Je crois que souvent c'est cela qui nous empêche d'aller plus loin dans notre vie spirituelle. C'est que nous écoutons, certes, la parole du Christ, mais nous voulons tout de suite la ramener à quelque chose de déjà connu, nous voulons la faire cadrer avec nos idées, qui ne sont pas illégitimes mais qui ne sont pas immédiatement celles que le Christ nous propose, qui sont ce que nous avons reçu de notre culture, de notre éducation, de notre instruction, de nos études. Nous voulons faire cadrer tout cela avec l'évangile et ce n'est pas toujours facile. Le concordisme n'est pas une manière commode de pensée.

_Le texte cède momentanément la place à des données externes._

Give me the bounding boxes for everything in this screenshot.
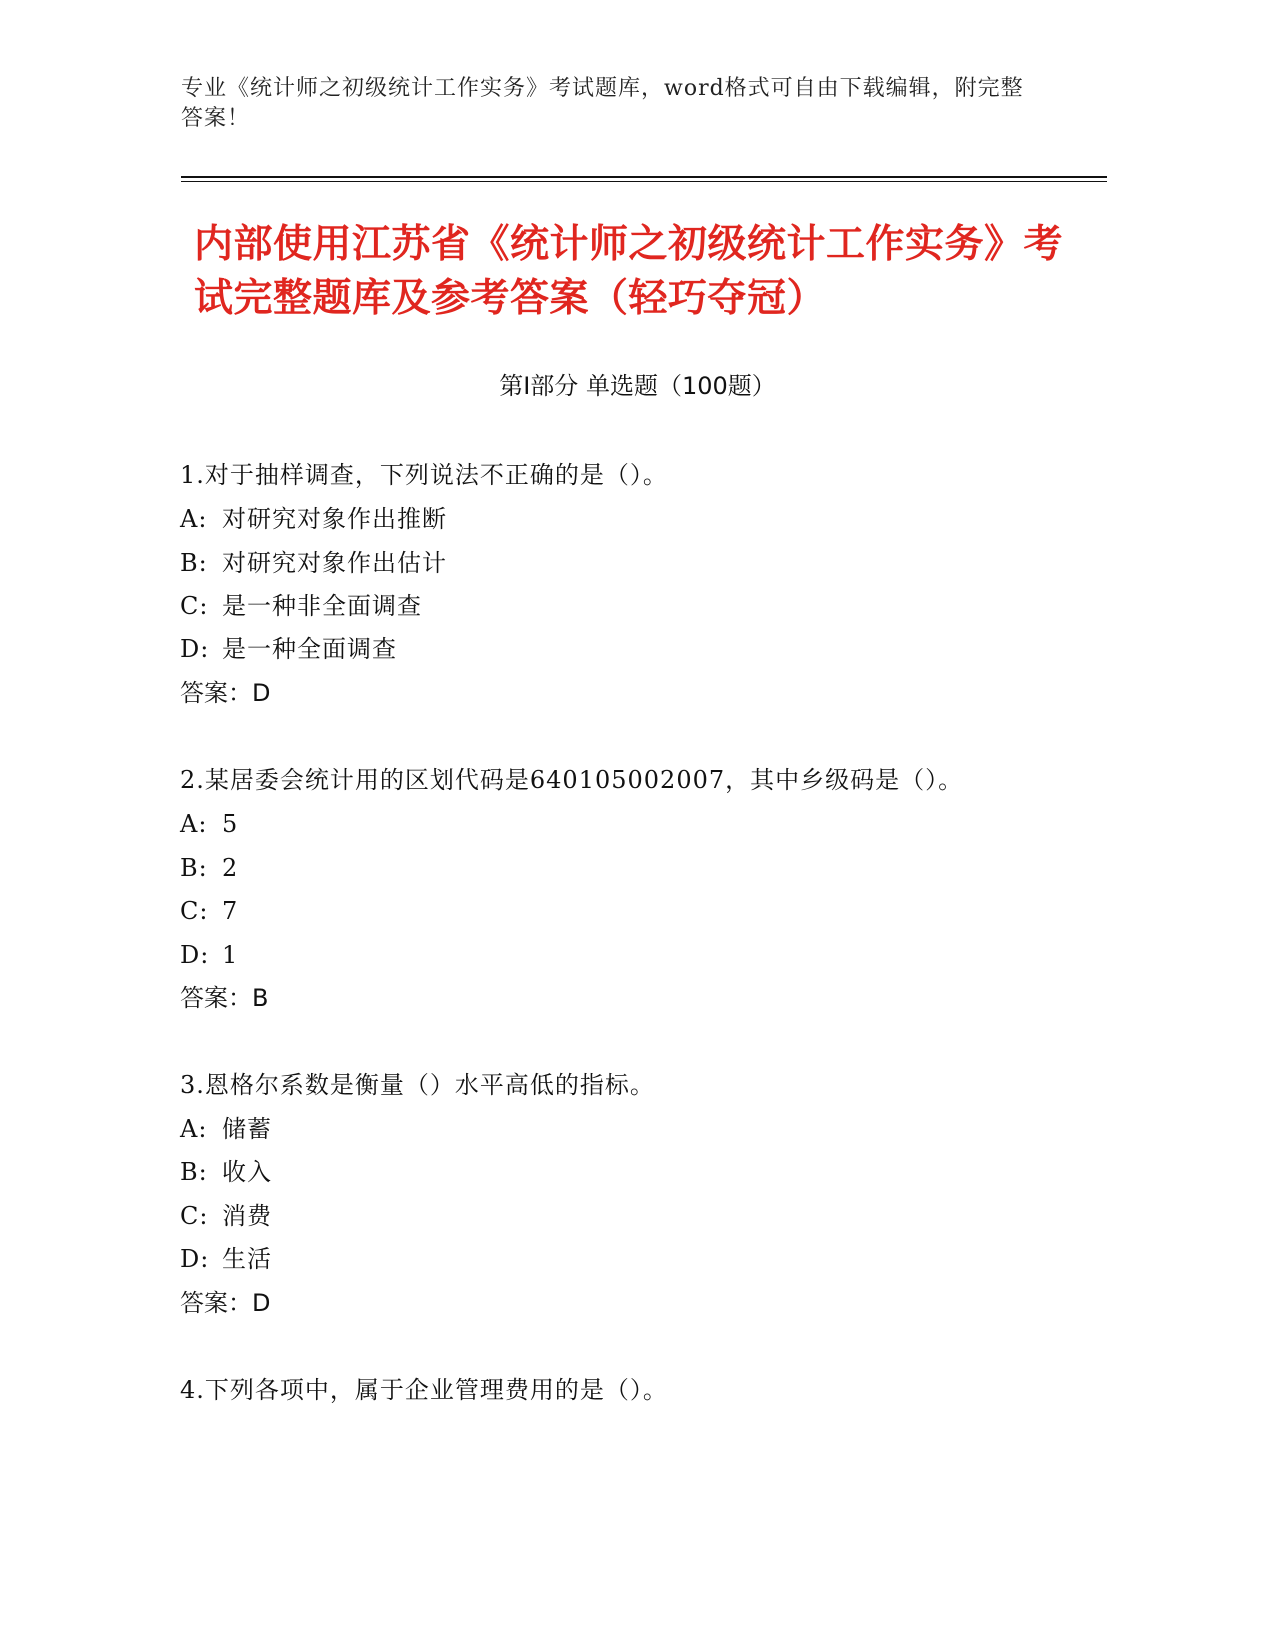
question-2-option-d <box>180 938 238 972</box>
option-letter: B: <box>180 1158 208 1186</box>
option-text: 2 <box>222 854 239 882</box>
option-letter: D: <box>180 941 210 969</box>
question-1-option-d <box>180 632 397 666</box>
section-heading: 第Ⅰ部分 单选题（100题） <box>499 372 776 400</box>
option-letter: B: <box>180 549 208 577</box>
question-3-option-a <box>180 1112 272 1146</box>
option-text: 收入 <box>222 1158 272 1186</box>
header-rule-thick <box>181 176 1107 178</box>
option-text: 是一种全面调查 <box>222 635 397 663</box>
question-2-option-b <box>180 851 238 885</box>
question-3-option-c <box>180 1199 272 1233</box>
option-letter: D: <box>180 635 210 663</box>
question-2-option-a <box>180 807 238 841</box>
option-text: 5 <box>222 810 239 838</box>
question-1-option-c <box>180 589 422 623</box>
option-letter: D: <box>180 1245 210 1273</box>
option-letter: A: <box>180 505 208 533</box>
option-letter: C: <box>180 1202 209 1230</box>
question-2-text: 2.某居委会统计用的区划代码是640105002007，其中乡级码是（）。 <box>180 766 964 794</box>
question-3-option-d <box>180 1242 272 1276</box>
question-3-option-b <box>180 1155 272 1189</box>
option-text: 7 <box>222 897 239 925</box>
option-text: 生活 <box>222 1245 272 1273</box>
question-1-answer: 答案：D <box>180 679 271 707</box>
question-1-option-a <box>180 502 447 536</box>
option-text: 消费 <box>222 1202 272 1230</box>
option-text: 是一种非全面调查 <box>222 592 422 620</box>
option-text: 对研究对象作出估计 <box>222 549 447 577</box>
header-rule-thin <box>181 181 1107 182</box>
option-letter: A: <box>180 1115 208 1143</box>
option-text: 对研究对象作出推断 <box>222 505 447 533</box>
option-text: 储蓄 <box>222 1115 272 1143</box>
option-letter: C: <box>180 592 209 620</box>
question-1-option-b <box>180 546 447 580</box>
question-1-text: 1.对于抽样调查，下列说法不正确的是（）。 <box>180 461 668 489</box>
header-note: 专业《统计师之初级统计工作实务》考试题库，word格式可自由下载编辑，附完整答案！ <box>181 76 1024 131</box>
question-4-text: 4.下列各项中，属于企业管理费用的是（）。 <box>180 1376 668 1404</box>
document-title: 内部使用江苏省《统计师之初级统计工作实务》考试完整题库及参考答案（轻巧夺冠） <box>194 222 1064 321</box>
option-text: 1 <box>222 941 239 969</box>
question-3-answer: 答案：D <box>180 1289 271 1317</box>
option-letter: B: <box>180 854 208 882</box>
option-letter: C: <box>180 897 209 925</box>
question-3-text: 3.恩格尔系数是衡量（）水平高低的指标。 <box>180 1071 655 1099</box>
question-2-answer: 答案：B <box>180 984 269 1012</box>
question-2-option-c <box>180 894 238 928</box>
option-letter: A: <box>180 810 208 838</box>
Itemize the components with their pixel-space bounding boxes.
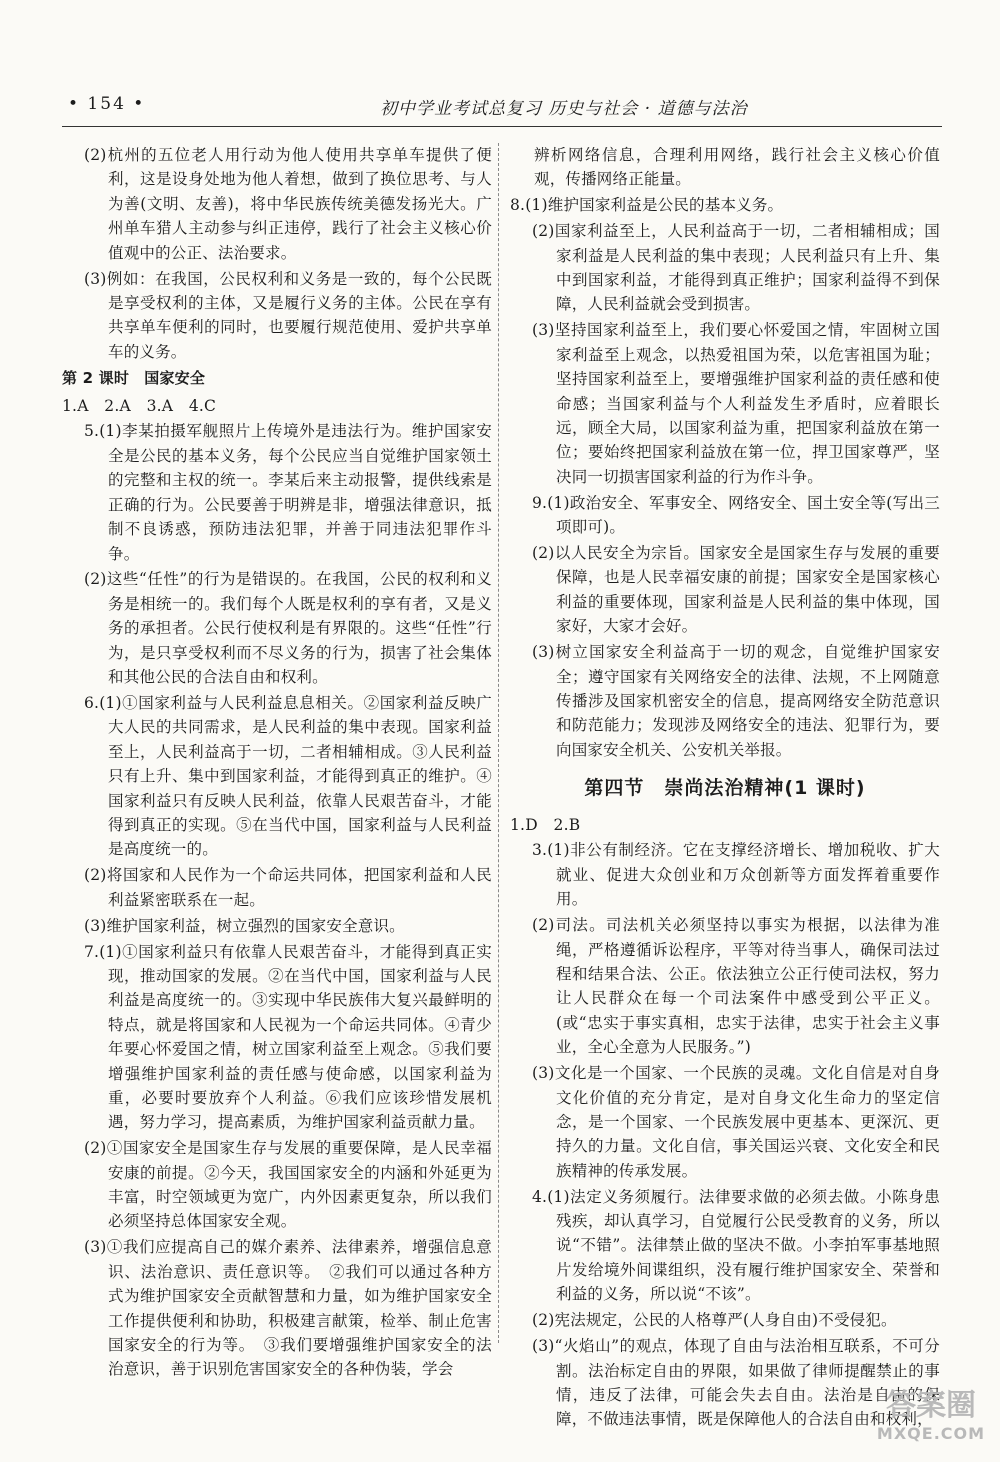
column-divider [498, 143, 499, 1343]
answer-paragraph: 1.D 2.B [510, 815, 581, 834]
watermark-text: 答案圈 [886, 1388, 976, 1423]
answer-paragraph: (2)司法。司法机关必须坚持以事实为根据，以法律为准绳，严格遵循诉讼程序，平等对待当事人，确保司法过程和结果合法、公正。依法独立公正行使司法权，努力让人民群众在每一个司法案件中感受到公平正义。(或“忠实于事实真相，忠实于法律，忠实于社会主义事业，全心全意为人民服务。”) [532, 916, 940, 1057]
watermark-url: MXQE.COM [876, 1424, 986, 1443]
answer-paragraph: (2)杭州的五位老人用行动为他人使用共享单车提供了便利，这是设身处地为他人着想，做到了换位思考、与人为善(文明、友善)，将中华民族传统美德发扬光大。广州单车猎人主动参与纠正违停，践行了社会主义核心价值观中的公正、法治要求。 [84, 146, 492, 262]
answer-paragraph: (2)以人民安全为宗旨。国家安全是国家生存与发展的重要保障，也是人民幸福安康的前提；国家安全是国家核心利益的重要体现，国家利益是人民利益的集中体现，国家好，大家才会好。 [532, 544, 940, 636]
answer-paragraph: 辨析网络信息，合理利用网络，践行社会主义核心价值观，传播网络正能量。 [534, 146, 940, 189]
answer-paragraph: (3)树立国家安全利益高于一切的观念，自觉维护国家安全；遵守国家有关网络安全的法律、法规，不上网随意传播涉及国家机密安全的信息，提高网络安全防范意识和防范能力；发现涉及网络安全的违法、犯罪行为，要向国家安全机关、公安机关举报。 [532, 643, 940, 759]
answer-paragraph: (3)①我们应提高自己的媒介素养、法律素养，增强信息意识、法治意识、责任意识等。 ②我们可以通过各种方式为维护国家安全贡献智慧和力量，如为维护国家安全工作提供便利和协助，积极建言献策，检举、制止危害国家安全的行为等。 ③我们要增强维护国家安全的法治意识，善于识别危害国家安全的各种伪装，学会 [84, 1238, 492, 1379]
answer-paragraph: 1.A 2.A 3.A 4.C [62, 396, 217, 415]
section-heading: 第四节 崇尚法治精神(1 课时) [584, 777, 866, 800]
answer-paragraph: (2)这些“任性”的行为是错误的。在我国，公民的权利和义务是相统一的。我们每个人既是权利的享有者，又是义务的承担者。公民行使权利是有界限的。这些“任性”行为，是只享受权利而不尽义务的行为，损害了社会集体和其他公民的合法自由和权利。 [84, 570, 492, 687]
answer-paragraph: 3.(1)非公有制经济。它在支撑经济增长、增加税收、扩大就业、促进大众创业和万众创新等方面发挥着重要作用。 [532, 841, 940, 909]
right-column [510, 143, 940, 1433]
answer-paragraph: (2)宪法规定，公民的人格尊严(人身自由)不受侵犯。 [532, 1311, 897, 1330]
page-number: • 154 • [68, 94, 146, 114]
answer-paragraph: 5.(1)李某拍摄军舰照片上传境外是违法行为。维护国家安全是公民的基本义务，每个公民应当自觉维护国家领土的完整和主权的统一。李某后来主动报警，提供线索是正确的行为。公民要善于明辨是非，增强法律意识，抵制不良诱惑，预防违法犯罪，并善于同违法犯罪作斗争。 [84, 422, 492, 563]
answer-paragraph: 6.(1)①国家利益与人民利益息息相关。②国家利益反映广大人民的共同需求，是人民利益的集中表现。国家利益至上，人民利益高于一切，二者相辅相成。③人民利益只有上升、集中到国家利益，才能得到真正的维护。④国家利益只有反映人民利益，依靠人民艰苦奋斗，才能得到真正的实现。⑤在当代中国，国家利益与人民利益是高度统一的。 [84, 693, 492, 859]
answer-paragraph: (3)坚持国家利益至上，我们要心怀爱国之情，牢固树立国家利益至上观念，以热爱祖国为荣，以危害祖国为耻；坚持国家利益至上，要增强维护国家利益的责任感和使命感；当国家利益与个人利益发生矛盾时，应着眼长远，顾全大局，以国家利益为重，把国家利益放在第一位；要始终把国家利益放在第一位，捍卫国家尊严，坚决同一切损害国家利益的行为作斗争。 [532, 321, 940, 486]
answer-paragraph: (2)将国家和人民作为一个命运共同体，把国家利益和人民利益紧密联系在一起。 [84, 866, 492, 909]
section-heading: 第 2 课时 国家安全 [62, 369, 206, 388]
answer-paragraph: (2)①国家安全是国家生存与发展的重要保障，是人民幸福安康的前提。②今天，我国国家安全的内涵和外延更为丰富，时空领域更为宽广，内外因素更复杂，所以我们必须坚持总体国家安全观。 [84, 1139, 492, 1231]
page-header [62, 92, 942, 127]
watermark-logo [876, 1380, 986, 1450]
answer-paragraph: (2)国家利益至上，人民利益高于一切，二者相辅相成；国家利益是人民利益的集中表现；人民利益只有上升、集中到国家利益，才能得到真正维护；国家利益得不到保障，人民利益就会受到损害。 [532, 222, 940, 314]
left-column [62, 143, 492, 1383]
answer-paragraph: (3)“火焰山”的观点，体现了自由与法治相互联系，不可分割。法治标定自由的界限，如果做了律师提醒禁止的事情，违反了法律，可能会失去自由。法治是自由的保障，不做违法事情，既是保障他人的合法自由和权利， [532, 1337, 940, 1429]
answer-paragraph: 4.(1)法定义务须履行。法律要求做的必须去做。小陈身患残疾，却认真学习，自觉履行公民受教育的义务，所以说“不错”。法律禁止做的坚决不做。小李拍军事基地照片发给境外间谍组织，没有履行维护国家安全、荣誉和利益的义务，所以说“不该”。 [532, 1187, 940, 1304]
answer-paragraph: 7.(1)①国家利益只有依靠人民艰苦奋斗，才能得到真正实现，推动国家的发展。②在当代中国，国家利益与人民利益是高度统一的。③实现中华民族伟大复兴最鲜明的特点，就是将国家和人民视为一个命运共同体。④青少年要心怀爱国之情，树立国家利益至上观念。⑤我们要增强维护国家利益的责任感与使命感，以国家利益为重，必要时要放弃个人利益。⑥我们应该珍惜发展机遇，努力学习，提高素质，为维护国家利益贡献力量。 [84, 942, 492, 1132]
answer-paragraph: (3)例如：在我国，公民权利和义务是一致的，每个公民既是享受权利的主体，又是履行义务的主体。公民在享有共享单车便利的同时，也要履行规范使用、爱护共享单车的义务。 [84, 269, 492, 361]
answer-paragraph: (3)维护国家利益，树立强烈的国家安全意识。 [84, 916, 405, 935]
book-title: 初中学业考试总复习 历史与社会 · 道德与法治 [380, 99, 748, 119]
answer-paragraph: 8.(1)维护国家利益是公民的基本义务。 [510, 196, 784, 215]
answer-paragraph: 9.(1)政治安全、军事安全、网络安全、国土安全等(写出三项即可)。 [532, 493, 940, 537]
answer-paragraph: (3)文化是一个国家、一个民族的灵魂。文化自信是对自身文化价值的充分肯定，是对自身文化生命力的坚定信念，是一个国家、一个民族发展中更基本、更深沉、更持久的力量。文化自信，事关国运兴衰、文化安全和民族精神的传承发展。 [532, 1064, 940, 1180]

Il faut se mettre, radicalement, à l'école de l'évangile si nous voulons le comprendre et si nous voulons avancer. Il faut que notre cœur soit neuf, c'est-à-dire que notre cœur soit ouvert, qu'il soit débarrassé de tout ce qui pourrait l'occuper et qui empêcherait l'irruption de la Parole de Dieu. Je crois que quand nous nous mettons à lire l'évangile, il faudrait que nous nous fassions un esprit et un cœur entièrement neuf, c'est-à-dire que nous acceptions d'être totalement dérangés dans notre vie et même dérangés dans notre façon de penser, que nous acceptions de nous remettre à l'école comme des enfants qui recommencent un peu à zéro. L'évangile est une force radicale de renouvellement radical. Mais c'est tout qui doit être revu, repensé, revécu, à partir de cette lumière qui est radicalement neuve et qui doit être à la source de tout. On ne peut pas ajouter une teinture de religion, une teinture de christianisme par-dessus une série de convictions purement profanes. Si nous voulons être chrétiens, il faut que la Parole de Jésus soit à la base et à la racine de tout ce que nous sommes, de tout ce que nous faisons et de tout ce que nous pensons, et que, par conséquent, nous acceptions de tout remettre en cause, de tout remettre en question et de tout renouveler à partir de là.

Je crois que c'est souvent faute de cette disponibilité du cœur, de cette disponibilité d'esprit que nous n'entrons pas dans la logique de l'évangile, que nous avons quelquefois l'impression du déjà-vu, du déjà-entendu et puis tout cela glisse un peu sur notre esprit et notre cœur et nous laisse finalement à peu près comme nous étions auparavant. Alors, quand nous nous affrontons au Christ, faisons-le de façon assez sérieuse assez profonde et assez radicale pour que notre vie soit proportionnée à cet appel qui nous est adressé et que nous ne soyons pas toujours en train de traîner en arrière avec le boulet de tout ce que nous pensons, de tout ce que nous portons en nous et qui nous empêche d'être suffisamment ouvert au Christ.